I poured her a Diet Coke as the sun went down in the living room,
already dusk at 6:00 p.m., the last of the light light filtering through the
open window way it does when summer winds down to a close and
the air becomes crisp and cool. And the sense of mystery is in the air.
The fizz filled up the cup, as I turned but kept the bottle in my hand with the intention of filling her up once the bubbles came to a rest.
For a brief second I was in a bar, in the fall, and could smell the pungent smell of beer rising off of the foam, already feeling it go down down my throat, sending it’s warmth into my insides, filling me with a sense of home and a feeling of mild euphoria. I could smell the fusion of aromas; rot of wood that had been wet, dried, and wet again, ad infinitum.
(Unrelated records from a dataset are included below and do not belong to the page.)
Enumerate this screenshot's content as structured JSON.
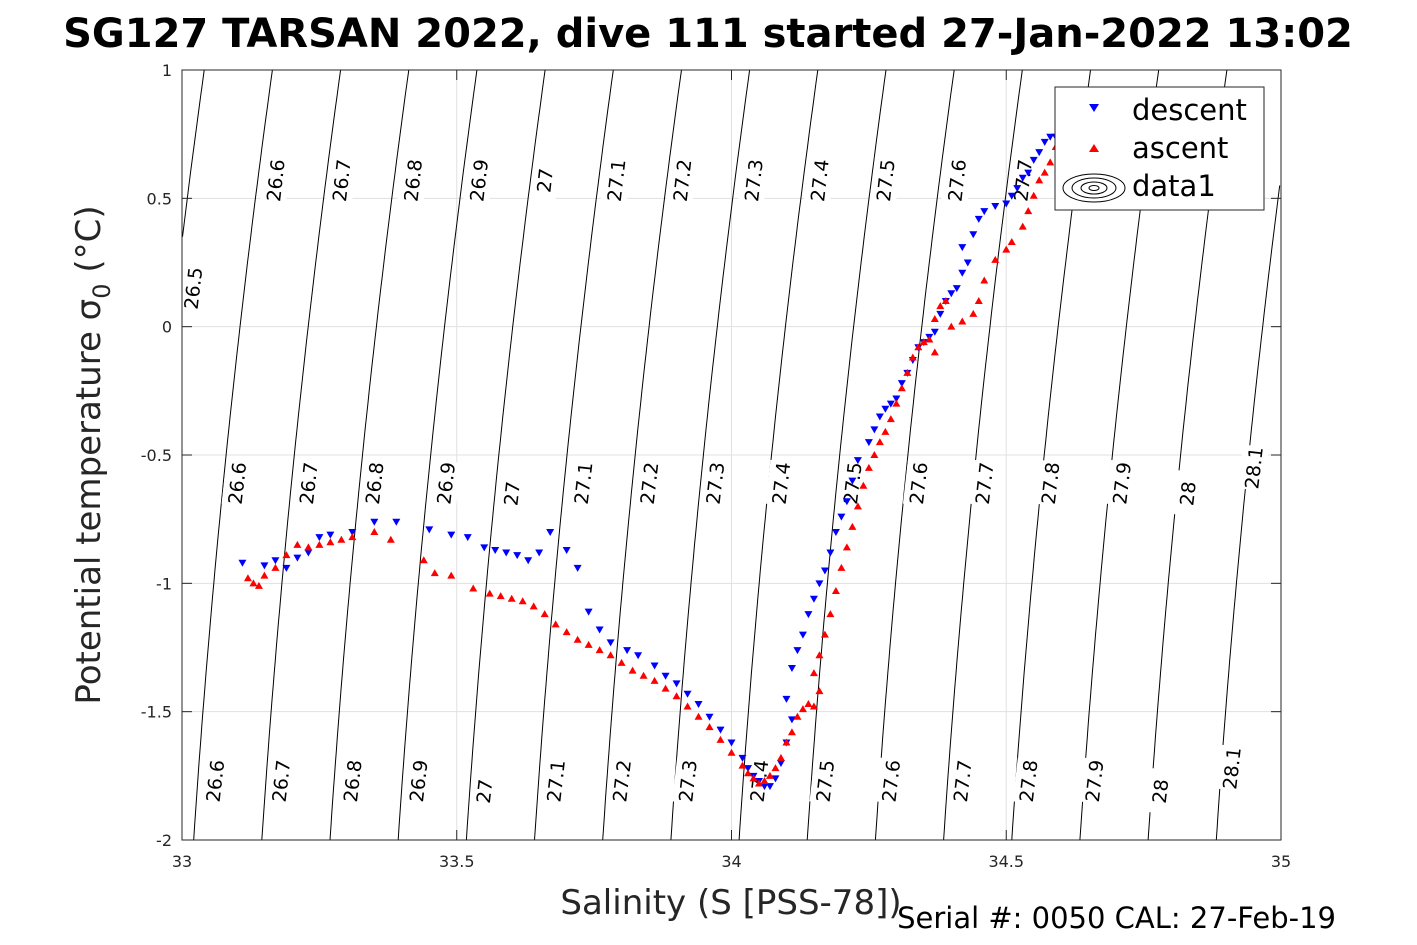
{
  "chart_data": {
    "type": "scatter",
    "title": "SG127 TARSAN 2022, dive 111 started 27-Jan-2022 13:02",
    "xlabel": "Salinity (S [PSS-78])",
    "ylabel_main": "Potential temperature ",
    "ylabel_sym": "σ",
    "ylabel_sub": "0",
    "ylabel_unit": " (°C)",
    "xlim": [
      33,
      35
    ],
    "ylim": [
      -2,
      1
    ],
    "grid": true,
    "x_ticks": [
      "33",
      "33.5",
      "34",
      "34.5",
      "35"
    ],
    "y_ticks": [
      "-2",
      "-1.5",
      "-1",
      "-0.5",
      "0",
      "0.5",
      "1"
    ],
    "serial_note": "Serial #: 0050  CAL: 27-Feb-19",
    "legend": {
      "position": "top-right",
      "entries": [
        "descent",
        "ascent",
        "data1"
      ]
    },
    "density_contours": {
      "levels": [
        "26.5",
        "26.6",
        "26.7",
        "26.8",
        "26.9",
        "27",
        "27.1",
        "27.2",
        "27.3",
        "27.4",
        "27.5",
        "27.6",
        "27.7",
        "27.8",
        "27.9",
        "28",
        "28.1"
      ],
      "labels_top": [
        {
          "level": "26.5",
          "s": 33.02,
          "t": 0.15
        },
        {
          "level": "26.6",
          "s": 33.17,
          "t": 0.57
        },
        {
          "level": "26.7",
          "s": 33.29,
          "t": 0.57
        },
        {
          "level": "26.8",
          "s": 33.42,
          "t": 0.57
        },
        {
          "level": "26.9",
          "s": 33.54,
          "t": 0.57
        },
        {
          "level": "27",
          "s": 33.66,
          "t": 0.57
        },
        {
          "level": "27.1",
          "s": 33.79,
          "t": 0.57
        },
        {
          "level": "27.2",
          "s": 33.91,
          "t": 0.57
        },
        {
          "level": "27.3",
          "s": 34.04,
          "t": 0.57
        },
        {
          "level": "27.4",
          "s": 34.16,
          "t": 0.57
        },
        {
          "level": "27.5",
          "s": 34.28,
          "t": 0.57
        },
        {
          "level": "27.6",
          "s": 34.41,
          "t": 0.57
        },
        {
          "level": "27.7",
          "s": 34.53,
          "t": 0.57
        }
      ],
      "labels_mid": [
        {
          "level": "26.6",
          "s": 33.1,
          "t": -0.61
        },
        {
          "level": "26.7",
          "s": 33.23,
          "t": -0.61
        },
        {
          "level": "26.8",
          "s": 33.35,
          "t": -0.61
        },
        {
          "level": "26.9",
          "s": 33.48,
          "t": -0.61
        },
        {
          "level": "27",
          "s": 33.6,
          "t": -0.65
        },
        {
          "level": "27.1",
          "s": 33.73,
          "t": -0.61
        },
        {
          "level": "27.2",
          "s": 33.85,
          "t": -0.61
        },
        {
          "level": "27.3",
          "s": 33.97,
          "t": -0.61
        },
        {
          "level": "27.4",
          "s": 34.09,
          "t": -0.61
        },
        {
          "level": "27.5",
          "s": 34.22,
          "t": -0.61
        },
        {
          "level": "27.6",
          "s": 34.34,
          "t": -0.61
        },
        {
          "level": "27.7",
          "s": 34.46,
          "t": -0.61
        },
        {
          "level": "27.8",
          "s": 34.58,
          "t": -0.61
        },
        {
          "level": "27.9",
          "s": 34.71,
          "t": -0.61
        },
        {
          "level": "28",
          "s": 34.83,
          "t": -0.65
        },
        {
          "level": "28.1",
          "s": 34.95,
          "t": -0.55
        }
      ],
      "labels_bottom": [
        {
          "level": "26.6",
          "s": 33.06,
          "t": -1.77
        },
        {
          "level": "26.7",
          "s": 33.18,
          "t": -1.77
        },
        {
          "level": "26.8",
          "s": 33.31,
          "t": -1.77
        },
        {
          "level": "26.9",
          "s": 33.43,
          "t": -1.77
        },
        {
          "level": "27",
          "s": 33.55,
          "t": -1.81
        },
        {
          "level": "27.1",
          "s": 33.68,
          "t": -1.77
        },
        {
          "level": "27.2",
          "s": 33.8,
          "t": -1.77
        },
        {
          "level": "27.3",
          "s": 33.92,
          "t": -1.77
        },
        {
          "level": "27.4",
          "s": 34.05,
          "t": -1.77
        },
        {
          "level": "27.5",
          "s": 34.17,
          "t": -1.77
        },
        {
          "level": "27.6",
          "s": 34.29,
          "t": -1.77
        },
        {
          "level": "27.7",
          "s": 34.42,
          "t": -1.77
        },
        {
          "level": "27.8",
          "s": 34.54,
          "t": -1.77
        },
        {
          "level": "27.9",
          "s": 34.66,
          "t": -1.77
        },
        {
          "level": "28",
          "s": 34.78,
          "t": -1.81
        },
        {
          "level": "28.1",
          "s": 34.91,
          "t": -1.72
        }
      ]
    },
    "series": [
      {
        "name": "descent",
        "marker": "triangle-down",
        "color": "#0000ff",
        "points": [
          [
            33.11,
            -0.92
          ],
          [
            33.15,
            -0.93
          ],
          [
            33.17,
            -0.91
          ],
          [
            33.19,
            -0.94
          ],
          [
            33.21,
            -0.9
          ],
          [
            33.23,
            -0.88
          ],
          [
            33.25,
            -0.82
          ],
          [
            33.27,
            -0.81
          ],
          [
            33.31,
            -0.8
          ],
          [
            33.35,
            -0.76
          ],
          [
            33.39,
            -0.76
          ],
          [
            33.45,
            -0.79
          ],
          [
            33.49,
            -0.81
          ],
          [
            33.52,
            -0.82
          ],
          [
            33.55,
            -0.86
          ],
          [
            33.57,
            -0.87
          ],
          [
            33.59,
            -0.88
          ],
          [
            33.61,
            -0.89
          ],
          [
            33.63,
            -0.91
          ],
          [
            33.65,
            -0.88
          ],
          [
            33.67,
            -0.8
          ],
          [
            33.7,
            -0.87
          ],
          [
            33.72,
            -0.94
          ],
          [
            33.74,
            -1.11
          ],
          [
            33.76,
            -1.18
          ],
          [
            33.78,
            -1.23
          ],
          [
            33.81,
            -1.26
          ],
          [
            33.83,
            -1.28
          ],
          [
            33.86,
            -1.32
          ],
          [
            33.88,
            -1.36
          ],
          [
            33.9,
            -1.39
          ],
          [
            33.92,
            -1.43
          ],
          [
            33.94,
            -1.47
          ],
          [
            33.96,
            -1.52
          ],
          [
            33.98,
            -1.57
          ],
          [
            34.0,
            -1.62
          ],
          [
            34.02,
            -1.68
          ],
          [
            34.03,
            -1.72
          ],
          [
            34.04,
            -1.75
          ],
          [
            34.05,
            -1.77
          ],
          [
            34.06,
            -1.79
          ],
          [
            34.07,
            -1.79
          ],
          [
            34.08,
            -1.76
          ],
          [
            34.09,
            -1.7
          ],
          [
            34.1,
            -1.62
          ],
          [
            34.11,
            -1.53
          ],
          [
            34.1,
            -1.45
          ],
          [
            34.11,
            -1.33
          ],
          [
            34.12,
            -1.26
          ],
          [
            34.13,
            -1.2
          ],
          [
            34.14,
            -1.12
          ],
          [
            34.15,
            -1.06
          ],
          [
            34.16,
            -1.0
          ],
          [
            34.17,
            -0.95
          ],
          [
            34.18,
            -0.88
          ],
          [
            34.19,
            -0.8
          ],
          [
            34.2,
            -0.74
          ],
          [
            34.21,
            -0.68
          ],
          [
            34.22,
            -0.6
          ],
          [
            34.23,
            -0.52
          ],
          [
            34.25,
            -0.45
          ],
          [
            34.26,
            -0.4
          ],
          [
            34.27,
            -0.35
          ],
          [
            34.28,
            -0.32
          ],
          [
            34.29,
            -0.3
          ],
          [
            34.3,
            -0.28
          ],
          [
            34.31,
            -0.22
          ],
          [
            34.32,
            -0.18
          ],
          [
            34.33,
            -0.13
          ],
          [
            34.34,
            -0.08
          ],
          [
            34.35,
            -0.06
          ],
          [
            34.36,
            -0.04
          ],
          [
            34.37,
            -0.02
          ],
          [
            34.38,
            0.05
          ],
          [
            34.39,
            0.1
          ],
          [
            34.4,
            0.13
          ],
          [
            34.41,
            0.15
          ],
          [
            34.42,
            0.21
          ],
          [
            34.43,
            0.25
          ],
          [
            34.42,
            0.31
          ],
          [
            34.44,
            0.36
          ],
          [
            34.45,
            0.42
          ],
          [
            34.46,
            0.45
          ],
          [
            34.48,
            0.47
          ],
          [
            34.5,
            0.48
          ],
          [
            34.51,
            0.51
          ],
          [
            34.52,
            0.54
          ],
          [
            34.53,
            0.58
          ],
          [
            34.54,
            0.6
          ],
          [
            34.55,
            0.65
          ],
          [
            34.56,
            0.68
          ],
          [
            34.57,
            0.72
          ],
          [
            34.58,
            0.74
          ],
          [
            34.59,
            0.74
          ]
        ]
      },
      {
        "name": "ascent",
        "marker": "triangle-up",
        "color": "#ff0000",
        "points": [
          [
            33.12,
            -0.98
          ],
          [
            33.13,
            -1.0
          ],
          [
            33.14,
            -1.01
          ],
          [
            33.15,
            -0.97
          ],
          [
            33.17,
            -0.94
          ],
          [
            33.19,
            -0.89
          ],
          [
            33.21,
            -0.85
          ],
          [
            33.23,
            -0.86
          ],
          [
            33.25,
            -0.85
          ],
          [
            33.27,
            -0.84
          ],
          [
            33.29,
            -0.83
          ],
          [
            33.31,
            -0.82
          ],
          [
            33.35,
            -0.8
          ],
          [
            33.38,
            -0.83
          ],
          [
            33.44,
            -0.91
          ],
          [
            33.46,
            -0.96
          ],
          [
            33.49,
            -0.97
          ],
          [
            33.53,
            -1.02
          ],
          [
            33.56,
            -1.04
          ],
          [
            33.58,
            -1.05
          ],
          [
            33.6,
            -1.06
          ],
          [
            33.62,
            -1.07
          ],
          [
            33.64,
            -1.09
          ],
          [
            33.66,
            -1.12
          ],
          [
            33.68,
            -1.16
          ],
          [
            33.7,
            -1.19
          ],
          [
            33.72,
            -1.22
          ],
          [
            33.74,
            -1.24
          ],
          [
            33.76,
            -1.26
          ],
          [
            33.78,
            -1.28
          ],
          [
            33.8,
            -1.31
          ],
          [
            33.82,
            -1.34
          ],
          [
            33.84,
            -1.36
          ],
          [
            33.86,
            -1.38
          ],
          [
            33.88,
            -1.41
          ],
          [
            33.9,
            -1.44
          ],
          [
            33.92,
            -1.48
          ],
          [
            33.94,
            -1.52
          ],
          [
            33.96,
            -1.56
          ],
          [
            33.98,
            -1.61
          ],
          [
            34.0,
            -1.66
          ],
          [
            34.02,
            -1.71
          ],
          [
            34.03,
            -1.74
          ],
          [
            34.04,
            -1.76
          ],
          [
            34.05,
            -1.78
          ],
          [
            34.06,
            -1.77
          ],
          [
            34.07,
            -1.75
          ],
          [
            34.08,
            -1.72
          ],
          [
            34.09,
            -1.68
          ],
          [
            34.1,
            -1.62
          ],
          [
            34.11,
            -1.58
          ],
          [
            34.12,
            -1.52
          ],
          [
            34.13,
            -1.49
          ],
          [
            34.14,
            -1.47
          ],
          [
            34.15,
            -1.48
          ],
          [
            34.16,
            -1.42
          ],
          [
            34.15,
            -1.35
          ],
          [
            34.16,
            -1.28
          ],
          [
            34.17,
            -1.2
          ],
          [
            34.18,
            -1.12
          ],
          [
            34.19,
            -1.03
          ],
          [
            34.2,
            -0.94
          ],
          [
            34.21,
            -0.86
          ],
          [
            34.22,
            -0.78
          ],
          [
            34.23,
            -0.7
          ],
          [
            34.24,
            -0.62
          ],
          [
            34.25,
            -0.55
          ],
          [
            34.26,
            -0.5
          ],
          [
            34.27,
            -0.45
          ],
          [
            34.28,
            -0.41
          ],
          [
            34.29,
            -0.36
          ],
          [
            34.3,
            -0.3
          ],
          [
            34.31,
            -0.24
          ],
          [
            34.32,
            -0.18
          ],
          [
            34.33,
            -0.12
          ],
          [
            34.34,
            -0.08
          ],
          [
            34.35,
            -0.06
          ],
          [
            34.36,
            -0.05
          ],
          [
            34.37,
            -0.1
          ],
          [
            34.37,
            0.03
          ],
          [
            34.38,
            0.08
          ],
          [
            34.39,
            0.1
          ],
          [
            34.4,
            0.0
          ],
          [
            34.42,
            0.02
          ],
          [
            34.44,
            0.05
          ],
          [
            34.45,
            0.1
          ],
          [
            34.46,
            0.18
          ],
          [
            34.48,
            0.26
          ],
          [
            34.5,
            0.3
          ],
          [
            34.51,
            0.33
          ],
          [
            34.53,
            0.39
          ],
          [
            34.54,
            0.45
          ],
          [
            34.55,
            0.51
          ],
          [
            34.56,
            0.57
          ],
          [
            34.57,
            0.6
          ],
          [
            34.58,
            0.64
          ],
          [
            34.59,
            0.7
          ],
          [
            34.6,
            0.71
          ]
        ]
      }
    ]
  }
}
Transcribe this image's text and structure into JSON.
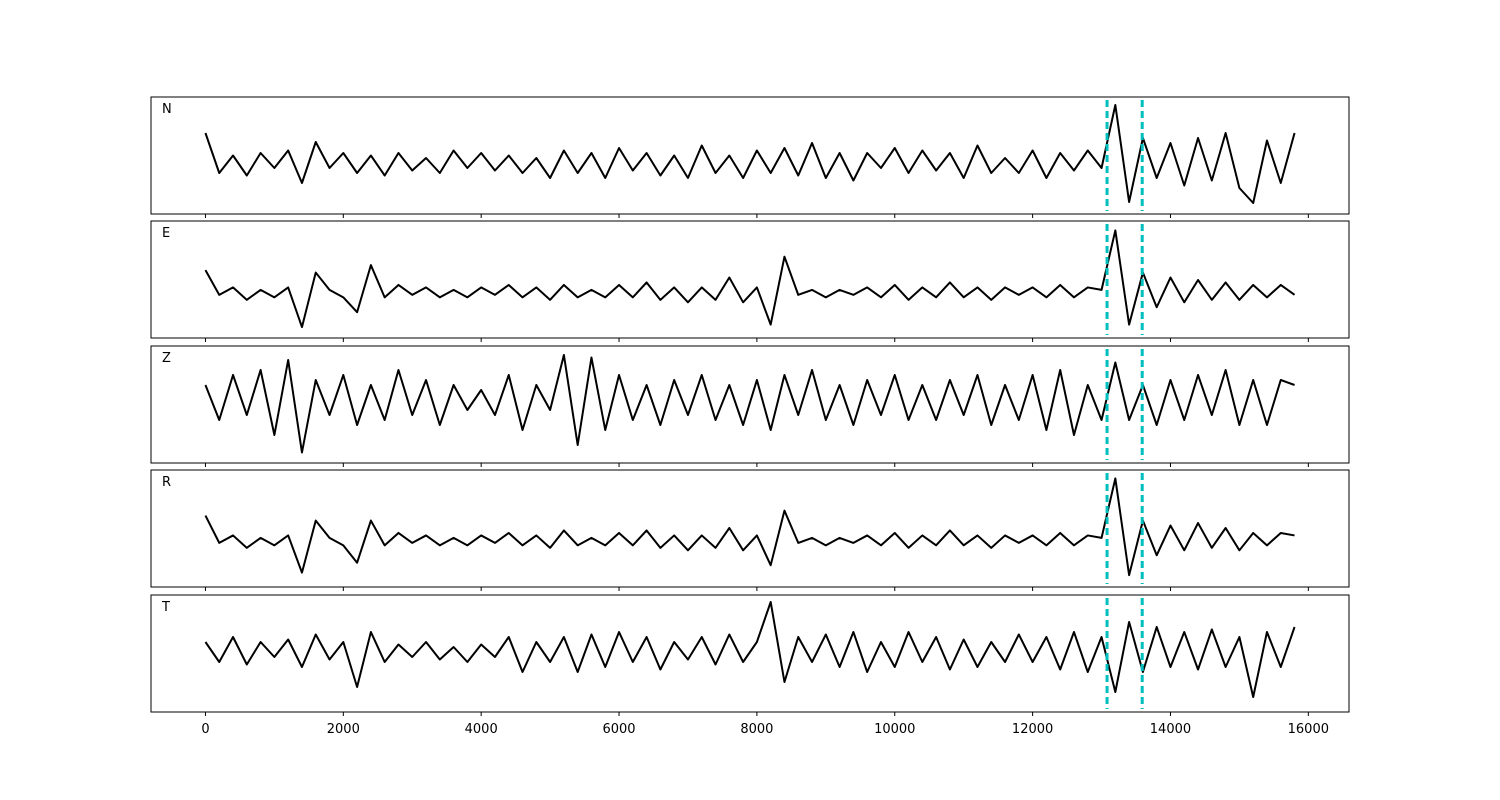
{
  "chart_data": {
    "type": "line",
    "x": [
      0,
      200,
      400,
      600,
      800,
      1000,
      1200,
      1400,
      1600,
      1800,
      2000,
      2200,
      2400,
      2600,
      2800,
      3000,
      3200,
      3400,
      3600,
      3800,
      4000,
      4200,
      4400,
      4600,
      4800,
      5000,
      5200,
      5400,
      5600,
      5800,
      6000,
      6200,
      6400,
      6600,
      6800,
      7000,
      7200,
      7400,
      7600,
      7800,
      8000,
      8200,
      8400,
      8600,
      8800,
      9000,
      9200,
      9400,
      9600,
      9800,
      10000,
      10200,
      10400,
      10600,
      10800,
      11000,
      11200,
      11400,
      11600,
      11800,
      12000,
      12200,
      12400,
      12600,
      12800,
      13000,
      13200,
      13400,
      13600,
      13800,
      14000,
      14200,
      14400,
      14600,
      14800,
      15000,
      15200,
      15400,
      15600,
      15800
    ],
    "xlim": [
      -790,
      16590
    ],
    "xticks": [
      0,
      2000,
      4000,
      6000,
      8000,
      10000,
      12000,
      14000,
      16000
    ],
    "vlines": [
      13080,
      13590
    ],
    "vline_color": "#00bfbf",
    "series": [
      {
        "name": "N",
        "color": "#000000",
        "ylim": [
          -1.02,
          1.32
        ],
        "values": [
          0.6,
          -0.2,
          0.15,
          -0.25,
          0.2,
          -0.1,
          0.25,
          -0.4,
          0.42,
          -0.1,
          0.2,
          -0.2,
          0.15,
          -0.25,
          0.2,
          -0.15,
          0.1,
          -0.2,
          0.25,
          -0.1,
          0.2,
          -0.15,
          0.15,
          -0.2,
          0.1,
          -0.3,
          0.25,
          -0.2,
          0.2,
          -0.3,
          0.3,
          -0.15,
          0.2,
          -0.25,
          0.15,
          -0.3,
          0.35,
          -0.2,
          0.15,
          -0.3,
          0.25,
          -0.2,
          0.3,
          -0.25,
          0.4,
          -0.3,
          0.2,
          -0.35,
          0.2,
          -0.1,
          0.3,
          -0.2,
          0.25,
          -0.15,
          0.2,
          -0.3,
          0.35,
          -0.2,
          0.1,
          -0.2,
          0.25,
          -0.3,
          0.2,
          -0.15,
          0.25,
          -0.1,
          1.16,
          -0.78,
          0.5,
          -0.3,
          0.4,
          -0.45,
          0.5,
          -0.35,
          0.6,
          -0.5,
          -0.8,
          0.45,
          -0.4,
          0.6
        ]
      },
      {
        "name": "E",
        "color": "#000000",
        "ylim": [
          -0.92,
          1.44
        ],
        "values": [
          0.45,
          -0.05,
          0.1,
          -0.15,
          0.05,
          -0.1,
          0.1,
          -0.7,
          0.4,
          0.05,
          -0.1,
          -0.4,
          0.55,
          -0.1,
          0.15,
          -0.05,
          0.1,
          -0.1,
          0.05,
          -0.1,
          0.1,
          -0.05,
          0.15,
          -0.1,
          0.1,
          -0.15,
          0.15,
          -0.1,
          0.05,
          -0.1,
          0.15,
          -0.1,
          0.2,
          -0.15,
          0.1,
          -0.2,
          0.1,
          -0.15,
          0.3,
          -0.2,
          0.1,
          -0.65,
          0.72,
          -0.05,
          0.05,
          -0.1,
          0.05,
          -0.05,
          0.1,
          -0.1,
          0.15,
          -0.15,
          0.1,
          -0.1,
          0.2,
          -0.1,
          0.1,
          -0.15,
          0.1,
          -0.05,
          0.1,
          -0.1,
          0.15,
          -0.1,
          0.1,
          0.05,
          1.25,
          -0.65,
          0.4,
          -0.3,
          0.3,
          -0.2,
          0.25,
          -0.15,
          0.2,
          -0.15,
          0.15,
          -0.1,
          0.15,
          -0.05
        ]
      },
      {
        "name": "Z",
        "color": "#000000",
        "ylim": [
          -1.26,
          1.08
        ],
        "values": [
          0.3,
          -0.4,
          0.5,
          -0.3,
          0.6,
          -0.7,
          0.8,
          -1.05,
          0.4,
          -0.3,
          0.5,
          -0.5,
          0.3,
          -0.4,
          0.6,
          -0.3,
          0.4,
          -0.5,
          0.3,
          -0.2,
          0.2,
          -0.3,
          0.5,
          -0.6,
          0.3,
          -0.2,
          0.9,
          -0.9,
          0.85,
          -0.6,
          0.5,
          -0.4,
          0.3,
          -0.5,
          0.4,
          -0.3,
          0.5,
          -0.4,
          0.3,
          -0.5,
          0.4,
          -0.6,
          0.5,
          -0.3,
          0.6,
          -0.4,
          0.3,
          -0.5,
          0.4,
          -0.3,
          0.5,
          -0.4,
          0.3,
          -0.4,
          0.4,
          -0.3,
          0.5,
          -0.5,
          0.3,
          -0.4,
          0.5,
          -0.6,
          0.6,
          -0.7,
          0.3,
          -0.4,
          0.75,
          -0.4,
          0.3,
          -0.5,
          0.4,
          -0.4,
          0.5,
          -0.3,
          0.6,
          -0.5,
          0.4,
          -0.5,
          0.4,
          0.3
        ]
      },
      {
        "name": "R",
        "color": "#000000",
        "ylim": [
          -0.94,
          1.42
        ],
        "values": [
          0.5,
          -0.05,
          0.1,
          -0.15,
          0.05,
          -0.1,
          0.1,
          -0.65,
          0.4,
          0.05,
          -0.1,
          -0.45,
          0.4,
          -0.1,
          0.15,
          -0.05,
          0.1,
          -0.1,
          0.05,
          -0.1,
          0.1,
          -0.05,
          0.15,
          -0.1,
          0.1,
          -0.15,
          0.2,
          -0.1,
          0.05,
          -0.1,
          0.15,
          -0.1,
          0.2,
          -0.15,
          0.1,
          -0.2,
          0.1,
          -0.15,
          0.25,
          -0.2,
          0.1,
          -0.5,
          0.6,
          -0.05,
          0.05,
          -0.1,
          0.05,
          -0.05,
          0.1,
          -0.1,
          0.15,
          -0.15,
          0.1,
          -0.1,
          0.2,
          -0.1,
          0.1,
          -0.15,
          0.1,
          -0.05,
          0.1,
          -0.1,
          0.15,
          -0.1,
          0.1,
          0.05,
          1.25,
          -0.7,
          0.4,
          -0.3,
          0.3,
          -0.2,
          0.35,
          -0.15,
          0.25,
          -0.2,
          0.15,
          -0.1,
          0.15,
          0.1
        ]
      },
      {
        "name": "T",
        "color": "#000000",
        "ylim": [
          -1.2,
          1.14
        ],
        "values": [
          0.2,
          -0.2,
          0.3,
          -0.25,
          0.2,
          -0.1,
          0.25,
          -0.3,
          0.35,
          -0.15,
          0.2,
          -0.7,
          0.4,
          -0.2,
          0.15,
          -0.1,
          0.2,
          -0.15,
          0.1,
          -0.2,
          0.15,
          -0.1,
          0.3,
          -0.4,
          0.2,
          -0.2,
          0.3,
          -0.4,
          0.35,
          -0.3,
          0.4,
          -0.2,
          0.3,
          -0.35,
          0.2,
          -0.15,
          0.3,
          -0.25,
          0.35,
          -0.2,
          0.2,
          1.0,
          -0.6,
          0.3,
          -0.2,
          0.35,
          -0.3,
          0.4,
          -0.4,
          0.2,
          -0.3,
          0.4,
          -0.2,
          0.3,
          -0.35,
          0.25,
          -0.3,
          0.2,
          -0.2,
          0.35,
          -0.2,
          0.3,
          -0.35,
          0.4,
          -0.4,
          0.3,
          -0.8,
          0.6,
          -0.4,
          0.5,
          -0.3,
          0.4,
          -0.35,
          0.45,
          -0.3,
          0.3,
          -0.9,
          0.4,
          -0.3,
          0.5
        ]
      }
    ]
  }
}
That, and a mixture of Murphys oil soap. And there was the smell of smoke, as if from a bonfire burning somewhere in the distance.
Evenings in the fall when school would begin and parties would start and the longing stirs in me for a place of cozy comfort that I mistakenly searched for at the bottom of a bottle, a beautiful brown Carafe of Canadian whisky, it’s smoothness offering sweet respite from the world and all of its problems. All of the feelings threatening my insides; insecurity, anger, fear and resentment, instantly replaced by that gentle calmness.
I think this thought through, as Janet says, until I have awakened in a dark room, sweating and nauseated, and wondering where I am. I think this thought through as I look at my feet, reminding myself that I am standing here, in the present, with the great expanse of years between me and that last drink. Several lifetimes ago and many, many seasons. I redirect my feelings towards the canvas that sits in the middle of my living room floor
waiting to be painted and a Max laughing at me for forgetting her glass.